Amid extreme drought, California sees big jump in brush fires

Amid record heat in California this year, the number of wildfires is up sharply

As California endures record heat and severe drought conditions, the state is also recording more wildfires this year.

Through July 19, the California Department of Forestry and Fire Protection reported more than 3,400 vegetation fires that have burned more than 51,000 acres.

An average year would see about 2,500 fires and 30,000 acres burned, said Cal Fire Capt. Amy Head.

The fires have occurred across the state, including major brush fires in San Diego County and in wine country.

The first six months of the year were the hottest ever in California, the National Weather Service said Monday.
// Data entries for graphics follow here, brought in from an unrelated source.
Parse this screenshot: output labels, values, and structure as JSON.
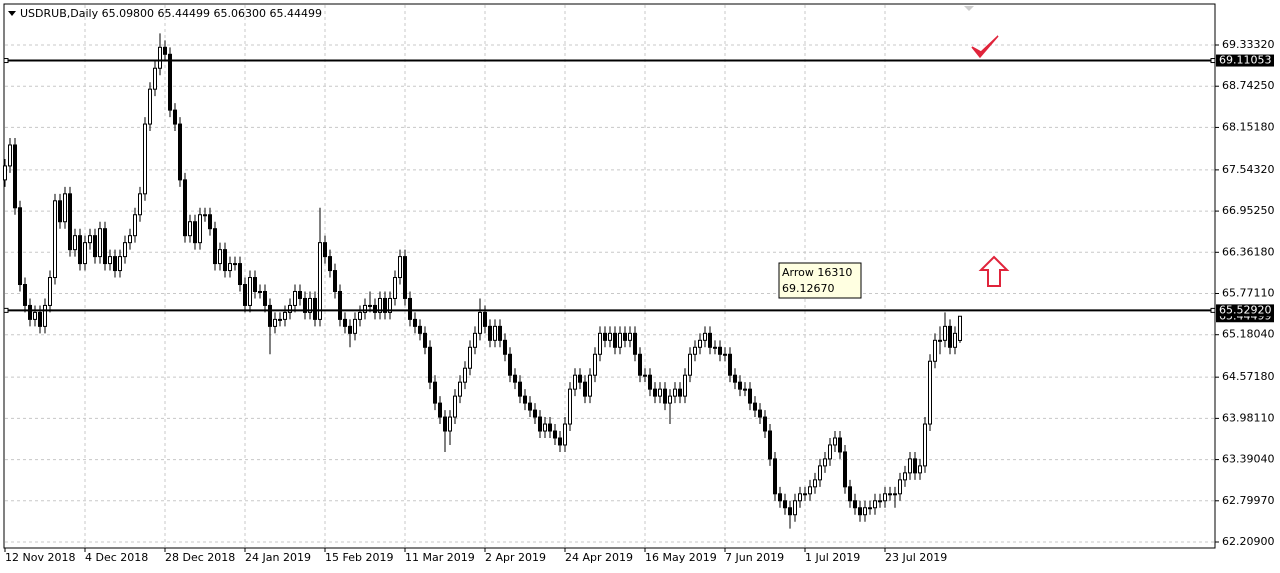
{
  "chart_data": {
    "type": "candlestick",
    "title": "USDRUB,Daily  65.09800 65.44499 65.06300 65.44499",
    "categories": [
      "12 Nov 2018",
      null,
      null,
      null,
      null,
      null,
      null,
      null,
      null,
      null,
      null,
      null,
      null,
      null,
      null,
      null,
      "4 Dec 2018",
      null,
      null,
      null,
      null,
      null,
      null,
      null,
      null,
      null,
      null,
      null,
      null,
      null,
      null,
      null,
      "28 Dec 2018",
      null,
      null,
      null,
      null,
      null,
      null,
      null,
      null,
      null,
      null,
      null,
      null,
      null,
      null,
      null,
      "24 Jan 2019",
      null,
      null,
      null,
      null,
      null,
      null,
      null,
      null,
      null,
      null,
      null,
      null,
      null,
      null,
      null,
      "15 Feb 2019",
      null,
      null,
      null,
      null,
      null,
      null,
      null,
      null,
      null,
      null,
      null,
      null,
      null,
      null,
      null,
      "11 Mar 2019",
      null,
      null,
      null,
      null,
      null,
      null,
      null,
      null,
      null,
      null,
      null,
      null,
      null,
      null,
      null,
      "2 Apr 2019",
      null,
      null,
      null,
      null,
      null,
      null,
      null,
      null,
      null,
      null,
      null,
      null,
      null,
      null,
      null,
      "24 Apr 2019",
      null,
      null,
      null,
      null,
      null,
      null,
      null,
      null,
      null,
      null,
      null,
      null,
      null,
      null,
      null,
      "16 May 2019",
      null,
      null,
      null,
      null,
      null,
      null,
      null,
      null,
      null,
      null,
      null,
      null,
      null,
      null,
      null,
      "7 Jun 2019",
      null,
      null,
      null,
      null,
      null,
      null,
      null,
      null,
      null,
      null,
      null,
      null,
      null,
      null,
      null,
      "1 Jul 2019",
      null,
      null,
      null,
      null,
      null,
      null,
      null,
      null,
      null,
      null,
      null,
      null,
      null,
      null,
      null,
      "23 Jul 2019",
      null,
      null,
      null,
      null,
      null,
      null,
      null,
      null,
      null,
      null,
      null,
      null,
      null,
      null,
      null
    ],
    "ohlc": [
      [
        67.4,
        67.7,
        67.3,
        67.6
      ],
      [
        67.6,
        68.0,
        67.5,
        67.9
      ],
      [
        67.9,
        68.0,
        66.9,
        67.0
      ],
      [
        67.0,
        67.1,
        65.8,
        65.9
      ],
      [
        65.9,
        66.0,
        65.5,
        65.6
      ],
      [
        65.6,
        65.7,
        65.3,
        65.4
      ],
      [
        65.4,
        65.6,
        65.3,
        65.5
      ],
      [
        65.5,
        65.6,
        65.2,
        65.3
      ],
      [
        65.3,
        65.7,
        65.2,
        65.6
      ],
      [
        65.6,
        66.1,
        65.5,
        66.0
      ],
      [
        66.0,
        67.2,
        65.9,
        67.1
      ],
      [
        67.1,
        67.2,
        66.7,
        66.8
      ],
      [
        66.8,
        67.3,
        66.7,
        67.2
      ],
      [
        67.2,
        67.3,
        66.3,
        66.4
      ],
      [
        66.4,
        66.7,
        66.3,
        66.6
      ],
      [
        66.6,
        66.7,
        66.1,
        66.2
      ],
      [
        66.2,
        66.6,
        66.1,
        66.5
      ],
      [
        66.5,
        66.7,
        66.4,
        66.6
      ],
      [
        66.6,
        66.7,
        66.2,
        66.3
      ],
      [
        66.3,
        66.8,
        66.2,
        66.7
      ],
      [
        66.7,
        66.8,
        66.1,
        66.2
      ],
      [
        66.2,
        66.4,
        66.1,
        66.3
      ],
      [
        66.3,
        66.4,
        66.0,
        66.1
      ],
      [
        66.1,
        66.4,
        66.0,
        66.3
      ],
      [
        66.3,
        66.6,
        66.2,
        66.5
      ],
      [
        66.5,
        66.7,
        66.4,
        66.6
      ],
      [
        66.6,
        67.0,
        66.5,
        66.9
      ],
      [
        66.9,
        67.3,
        66.8,
        67.2
      ],
      [
        67.2,
        68.3,
        67.1,
        68.2
      ],
      [
        68.2,
        68.8,
        68.1,
        68.7
      ],
      [
        68.7,
        69.1,
        68.6,
        69.0
      ],
      [
        69.0,
        69.5,
        68.9,
        69.3
      ],
      [
        69.3,
        69.4,
        69.1,
        69.2
      ],
      [
        69.2,
        69.3,
        68.3,
        68.4
      ],
      [
        68.4,
        68.5,
        68.1,
        68.2
      ],
      [
        68.2,
        68.3,
        67.3,
        67.4
      ],
      [
        67.4,
        67.5,
        66.5,
        66.6
      ],
      [
        66.6,
        66.9,
        66.5,
        66.8
      ],
      [
        66.8,
        66.9,
        66.4,
        66.5
      ],
      [
        66.5,
        67.0,
        66.4,
        66.9
      ],
      [
        66.9,
        67.0,
        66.8,
        66.9
      ],
      [
        66.9,
        67.0,
        66.6,
        66.7
      ],
      [
        66.7,
        66.8,
        66.1,
        66.2
      ],
      [
        66.2,
        66.5,
        66.1,
        66.4
      ],
      [
        66.4,
        66.5,
        66.0,
        66.1
      ],
      [
        66.1,
        66.3,
        66.0,
        66.2
      ],
      [
        66.2,
        66.3,
        66.1,
        66.2
      ],
      [
        66.2,
        66.3,
        65.8,
        65.9
      ],
      [
        65.9,
        66.0,
        65.5,
        65.6
      ],
      [
        65.6,
        66.1,
        65.5,
        66.0
      ],
      [
        66.0,
        66.1,
        65.7,
        65.8
      ],
      [
        65.8,
        65.9,
        65.7,
        65.8
      ],
      [
        65.8,
        65.9,
        65.5,
        65.6
      ],
      [
        65.6,
        65.7,
        64.9,
        65.3
      ],
      [
        65.3,
        65.5,
        65.2,
        65.4
      ],
      [
        65.4,
        65.5,
        65.3,
        65.4
      ],
      [
        65.4,
        65.6,
        65.3,
        65.5
      ],
      [
        65.5,
        65.7,
        65.4,
        65.6
      ],
      [
        65.6,
        65.9,
        65.5,
        65.8
      ],
      [
        65.8,
        65.9,
        65.6,
        65.7
      ],
      [
        65.7,
        65.8,
        65.4,
        65.5
      ],
      [
        65.5,
        65.8,
        65.4,
        65.7
      ],
      [
        65.7,
        65.8,
        65.3,
        65.4
      ],
      [
        65.4,
        67.0,
        65.3,
        66.5
      ],
      [
        66.5,
        66.6,
        66.2,
        66.3
      ],
      [
        66.3,
        66.4,
        66.0,
        66.1
      ],
      [
        66.1,
        66.2,
        65.7,
        65.8
      ],
      [
        65.8,
        65.9,
        65.3,
        65.4
      ],
      [
        65.4,
        65.5,
        65.2,
        65.3
      ],
      [
        65.3,
        65.4,
        65.0,
        65.2
      ],
      [
        65.2,
        65.5,
        65.1,
        65.4
      ],
      [
        65.4,
        65.6,
        65.3,
        65.5
      ],
      [
        65.5,
        65.7,
        65.4,
        65.6
      ],
      [
        65.6,
        65.8,
        65.5,
        65.6
      ],
      [
        65.6,
        65.7,
        65.4,
        65.5
      ],
      [
        65.5,
        65.8,
        65.4,
        65.7
      ],
      [
        65.7,
        65.8,
        65.4,
        65.5
      ],
      [
        65.5,
        65.8,
        65.4,
        65.7
      ],
      [
        65.7,
        66.1,
        65.6,
        66.0
      ],
      [
        66.0,
        66.4,
        65.9,
        66.3
      ],
      [
        66.3,
        66.4,
        65.6,
        65.7
      ],
      [
        65.7,
        65.8,
        65.3,
        65.4
      ],
      [
        65.4,
        65.5,
        65.2,
        65.3
      ],
      [
        65.3,
        65.4,
        65.1,
        65.2
      ],
      [
        65.2,
        65.3,
        64.9,
        65.0
      ],
      [
        65.0,
        65.1,
        64.4,
        64.5
      ],
      [
        64.5,
        64.6,
        64.1,
        64.2
      ],
      [
        64.2,
        64.3,
        63.9,
        64.0
      ],
      [
        64.0,
        64.1,
        63.5,
        63.8
      ],
      [
        63.8,
        64.1,
        63.6,
        64.0
      ],
      [
        64.0,
        64.4,
        63.9,
        64.3
      ],
      [
        64.3,
        64.6,
        64.2,
        64.5
      ],
      [
        64.5,
        64.8,
        64.4,
        64.7
      ],
      [
        64.7,
        65.1,
        64.6,
        65.0
      ],
      [
        65.0,
        65.3,
        64.9,
        65.2
      ],
      [
        65.2,
        65.7,
        65.1,
        65.5
      ],
      [
        65.5,
        65.6,
        65.2,
        65.3
      ],
      [
        65.3,
        65.4,
        65.0,
        65.1
      ],
      [
        65.1,
        65.4,
        65.0,
        65.3
      ],
      [
        65.3,
        65.4,
        65.0,
        65.1
      ],
      [
        65.1,
        65.2,
        64.8,
        64.9
      ],
      [
        64.9,
        65.0,
        64.5,
        64.6
      ],
      [
        64.6,
        64.7,
        64.4,
        64.5
      ],
      [
        64.5,
        64.6,
        64.2,
        64.3
      ],
      [
        64.3,
        64.4,
        64.1,
        64.2
      ],
      [
        64.2,
        64.3,
        64.0,
        64.1
      ],
      [
        64.1,
        64.2,
        63.9,
        64.0
      ],
      [
        64.0,
        64.1,
        63.7,
        63.8
      ],
      [
        63.8,
        64.0,
        63.7,
        63.9
      ],
      [
        63.9,
        64.0,
        63.7,
        63.8
      ],
      [
        63.8,
        63.9,
        63.6,
        63.7
      ],
      [
        63.7,
        63.8,
        63.5,
        63.6
      ],
      [
        63.6,
        64.0,
        63.5,
        63.9
      ],
      [
        63.9,
        64.5,
        63.8,
        64.4
      ],
      [
        64.4,
        64.7,
        64.3,
        64.6
      ],
      [
        64.6,
        64.7,
        64.4,
        64.5
      ],
      [
        64.5,
        64.6,
        64.2,
        64.3
      ],
      [
        64.3,
        64.7,
        64.2,
        64.6
      ],
      [
        64.6,
        65.0,
        64.5,
        64.9
      ],
      [
        64.9,
        65.3,
        64.8,
        65.2
      ],
      [
        65.2,
        65.3,
        65.0,
        65.1
      ],
      [
        65.1,
        65.3,
        65.0,
        65.2
      ],
      [
        65.2,
        65.3,
        64.9,
        65.0
      ],
      [
        65.0,
        65.3,
        64.9,
        65.2
      ],
      [
        65.2,
        65.3,
        65.0,
        65.1
      ],
      [
        65.1,
        65.3,
        65.0,
        65.2
      ],
      [
        65.2,
        65.3,
        64.8,
        64.9
      ],
      [
        64.9,
        65.0,
        64.5,
        64.6
      ],
      [
        64.6,
        64.7,
        64.5,
        64.6
      ],
      [
        64.6,
        64.7,
        64.3,
        64.4
      ],
      [
        64.4,
        64.5,
        64.2,
        64.3
      ],
      [
        64.3,
        64.5,
        64.2,
        64.4
      ],
      [
        64.4,
        64.5,
        64.1,
        64.2
      ],
      [
        64.2,
        64.4,
        63.9,
        64.3
      ],
      [
        64.3,
        64.5,
        64.2,
        64.4
      ],
      [
        64.4,
        64.5,
        64.2,
        64.3
      ],
      [
        64.3,
        64.7,
        64.2,
        64.6
      ],
      [
        64.6,
        65.0,
        64.5,
        64.9
      ],
      [
        64.9,
        65.1,
        64.8,
        65.0
      ],
      [
        65.0,
        65.2,
        64.9,
        65.1
      ],
      [
        65.1,
        65.3,
        65.0,
        65.2
      ],
      [
        65.2,
        65.3,
        64.9,
        65.0
      ],
      [
        65.0,
        65.1,
        64.9,
        65.0
      ],
      [
        65.0,
        65.1,
        64.8,
        64.9
      ],
      [
        64.9,
        65.0,
        64.8,
        64.9
      ],
      [
        64.9,
        65.0,
        64.5,
        64.6
      ],
      [
        64.6,
        64.7,
        64.4,
        64.5
      ],
      [
        64.5,
        64.6,
        64.3,
        64.4
      ],
      [
        64.4,
        64.5,
        64.3,
        64.4
      ],
      [
        64.4,
        64.5,
        64.1,
        64.2
      ],
      [
        64.2,
        64.3,
        64.0,
        64.1
      ],
      [
        64.1,
        64.2,
        63.9,
        64.0
      ],
      [
        64.0,
        64.1,
        63.7,
        63.8
      ],
      [
        63.8,
        63.9,
        63.3,
        63.4
      ],
      [
        63.4,
        63.5,
        62.8,
        62.9
      ],
      [
        62.9,
        63.0,
        62.7,
        62.8
      ],
      [
        62.8,
        62.9,
        62.6,
        62.7
      ],
      [
        62.7,
        62.8,
        62.4,
        62.6
      ],
      [
        62.6,
        62.9,
        62.5,
        62.8
      ],
      [
        62.8,
        63.0,
        62.7,
        62.9
      ],
      [
        62.9,
        63.0,
        62.8,
        62.9
      ],
      [
        62.9,
        63.1,
        62.8,
        63.0
      ],
      [
        63.0,
        63.2,
        62.9,
        63.1
      ],
      [
        63.1,
        63.4,
        63.0,
        63.3
      ],
      [
        63.3,
        63.5,
        63.2,
        63.4
      ],
      [
        63.4,
        63.7,
        63.3,
        63.6
      ],
      [
        63.6,
        63.8,
        63.5,
        63.7
      ],
      [
        63.7,
        63.8,
        63.4,
        63.5
      ],
      [
        63.5,
        63.6,
        62.9,
        63.0
      ],
      [
        63.0,
        63.1,
        62.7,
        62.8
      ],
      [
        62.8,
        62.9,
        62.6,
        62.7
      ],
      [
        62.7,
        62.8,
        62.5,
        62.6
      ],
      [
        62.6,
        62.8,
        62.5,
        62.7
      ],
      [
        62.7,
        62.8,
        62.6,
        62.7
      ],
      [
        62.7,
        62.9,
        62.6,
        62.8
      ],
      [
        62.8,
        62.9,
        62.7,
        62.8
      ],
      [
        62.8,
        63.0,
        62.7,
        62.9
      ],
      [
        62.9,
        63.0,
        62.8,
        62.9
      ],
      [
        62.9,
        63.0,
        62.7,
        62.9
      ],
      [
        62.9,
        63.2,
        62.8,
        63.1
      ],
      [
        63.1,
        63.3,
        63.0,
        63.2
      ],
      [
        63.2,
        63.5,
        63.1,
        63.4
      ],
      [
        63.4,
        63.5,
        63.1,
        63.2
      ],
      [
        63.2,
        63.4,
        63.1,
        63.3
      ],
      [
        63.3,
        64.0,
        63.2,
        63.9
      ],
      [
        63.9,
        64.9,
        63.8,
        64.8
      ],
      [
        64.8,
        65.2,
        64.7,
        65.1
      ],
      [
        65.1,
        65.3,
        64.9,
        65.1
      ],
      [
        65.1,
        65.5,
        65.0,
        65.3
      ],
      [
        65.3,
        65.4,
        64.9,
        65.0
      ],
      [
        65.0,
        65.3,
        64.9,
        65.2
      ],
      [
        65.098,
        65.44499,
        65.063,
        65.44499
      ]
    ],
    "ylim": [
      62.123,
      69.921
    ],
    "yticks": [
      {
        "value": 69.3332,
        "label": "69.33320"
      },
      {
        "value": 68.7425,
        "label": "68.74250"
      },
      {
        "value": 68.1518,
        "label": "68.15180"
      },
      {
        "value": 67.5432,
        "label": "67.54320"
      },
      {
        "value": 66.9525,
        "label": "66.95250"
      },
      {
        "value": 66.3618,
        "label": "66.36180"
      },
      {
        "value": 65.7711,
        "label": "65.77110"
      },
      {
        "value": 65.1804,
        "label": "65.18040"
      },
      {
        "value": 64.5718,
        "label": "64.57180"
      },
      {
        "value": 63.9811,
        "label": "63.98110"
      },
      {
        "value": 63.3904,
        "label": "63.39040"
      },
      {
        "value": 62.7997,
        "label": "62.79970"
      },
      {
        "value": 62.209,
        "label": "62.20900"
      }
    ],
    "grid": true,
    "horizontal_lines": [
      {
        "value": 69.11053,
        "label": "69.11053"
      },
      {
        "value": 65.5292,
        "label": "65.52920"
      }
    ],
    "current_price": {
      "value": 65.44499,
      "label": "65.44499"
    },
    "annotation_lines": [
      "Arrow 16310",
      "69.12670"
    ],
    "bull_color": "#ffffff",
    "bear_color": "#000000",
    "line_color": "#000000"
  }
}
It was nearly five degrees warmer than the 20th century average and more than a degree hotter than the previous record set in 1934.

And July isn’t shaping up to be any better, with a heat wave expected to send temperatures above 100 degrees in parts of Los Angeles County, especially on Thursday and Friday and through the weekend.

The difference is particularly obvious in places that normally feature green landscapes, said Head, who lives in Sonoma County.

“In the winter and spring around Sonoma County you’re driving around and there’s nice, green rolling hills everywhere,” she said. “It was odd to drive around and see brown hills everywhere.

“We got a little rain and everything greened up real quick and the grasses grew tall,” Head added. “Then things dried up just as quickly.”

Warren Blier, a meteorologist for the National Weather Service in Monterey, said that although the Bay Area and other parts of Northern California haven’t necessarily seen pervasive hot weather like other parts of the state, it has been warmer than usual and definitely drier. He said one large reservoir in southern Monterey County, Lake San Antonio, is at only about 4% of capacity.

Stuart Seto, a specialist for the National Weather Service in Oxnard, said the last two years have been the driest on record for downtown L.A., with less than 12 inches of rain total. An average year is about 15 inches, he said.

The months of May and June were actually the warmest on record for planet Earth, Seto said.

Until June, every month this year had been significantly hotter than normal in L.A., said Bill Patzert, a climatologist for the Jet Propulsion Laboratory in La Cañada Flintridge.

January was four degrees above normal, February more than two degrees, March about four degrees, April almost two degrees and May almost five degrees hotter than average. June’s temperatures ended up about average for L.A., Patzert said.

It remains to be seen how July will turn out, but August and September are two of Southern California’s hottest months, said Patzert, who calls the latter “the heat wave month.”

The fact that it’s also been dry for at least three years straight in much of the state has worsened an already difficult situation. The agricultural industry is facing $1 billion in lost revenue this year from the state’s worst drought in decades and might have to pay about $500 million for additional groundwater pumping.

Times staff writer Joseph Serna contributed to this report.